Hayat bir masal dostlar…
Herkes kendi masalının kahramanı…
Hani derler ya bütün insanların yeniden dünyaya gelmesi söz konusu olsa herkes tekrar kendi aklını seçer. İç dünyasını şekillendiren insanoğlu, kendince bilerek hata yapmaz. Davranışlarının tümünü doğru ve yerinde kabul ederek günlük yaşantısında uygular.
Kişi kendi masalının kahramanı olunca buradaki bütün kötüleri yok eder. Artık kurduğu dünyasında iyilerin galip geldiği, kötülerin cezalandırıldığı renkli bir âlem vardır. Kendi masalında, kendi dünyasını kuran kahramanlar…

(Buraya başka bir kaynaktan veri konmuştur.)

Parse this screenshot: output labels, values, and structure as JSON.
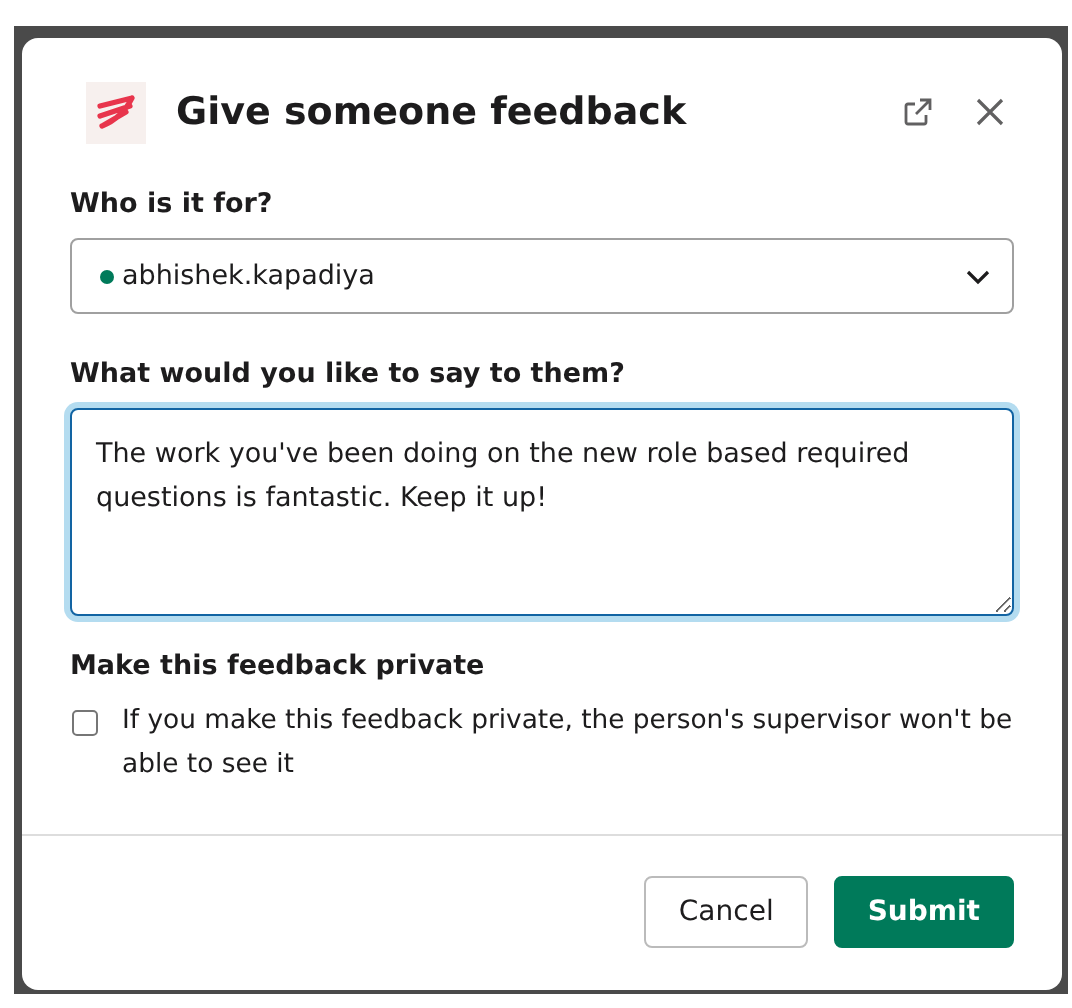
{
  "dialog": {
    "title": "Give someone feedback"
  },
  "recipient": {
    "label": "Who is it for?",
    "value": "abhishek.kapadiya",
    "online": true
  },
  "message": {
    "label": "What would you like to say to them?",
    "value": "The work you've been doing on the new role based required questions is fantastic. Keep it up!",
    "focused": true
  },
  "privacy": {
    "label": "Make this feedback private",
    "checkbox_text": "If you make this feedback private, the person's supervisor won't be able to see it",
    "checked": false
  },
  "buttons": [
    {
      "label": "Cancel",
      "kind": "secondary"
    },
    {
      "label": "Submit",
      "kind": "primary"
    }
  ]
}
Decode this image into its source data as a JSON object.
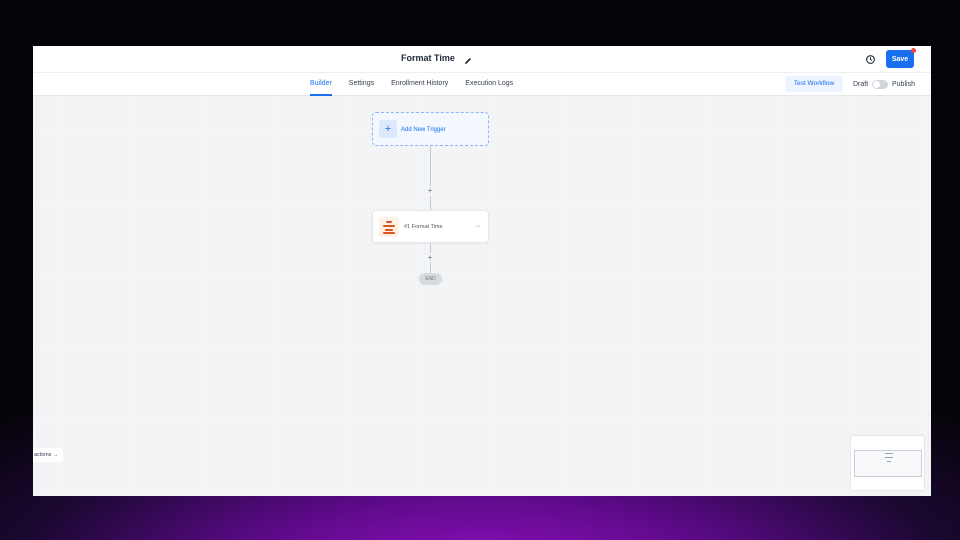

Her birimiz yalnız kaldığımızda çözemediğimiz sorun yenemediğimiz düşman kalmaz. Ben de öyleyim. Yalnız kalınca kendi masalımda herkesin huzurlu ve mutlu yaşadığı dünyamı kurarım. Haksızlıklara izin vermem. Ne yazık ki yaşadığımız şehrin sokaklarında birçok haksızlığa şahit oluruz ve bunları çözemeyiz. Şair ve yazarlar karşılaştıkları bu durumdan sonra iyice içe kapanır, kendi masallarını yazmaya devam ederler.
Şair, yazdığı her şiirinde kendi dünyasından söz etmeye devam eder. Diğer yazı türlerine göre şiir, şairin iç dünyasını daha çok yansıtır. Yaşadığı toplumun sözcüsü olan şair; onların mutlu, sevinçli, hüzünlü anlarını dile getirir.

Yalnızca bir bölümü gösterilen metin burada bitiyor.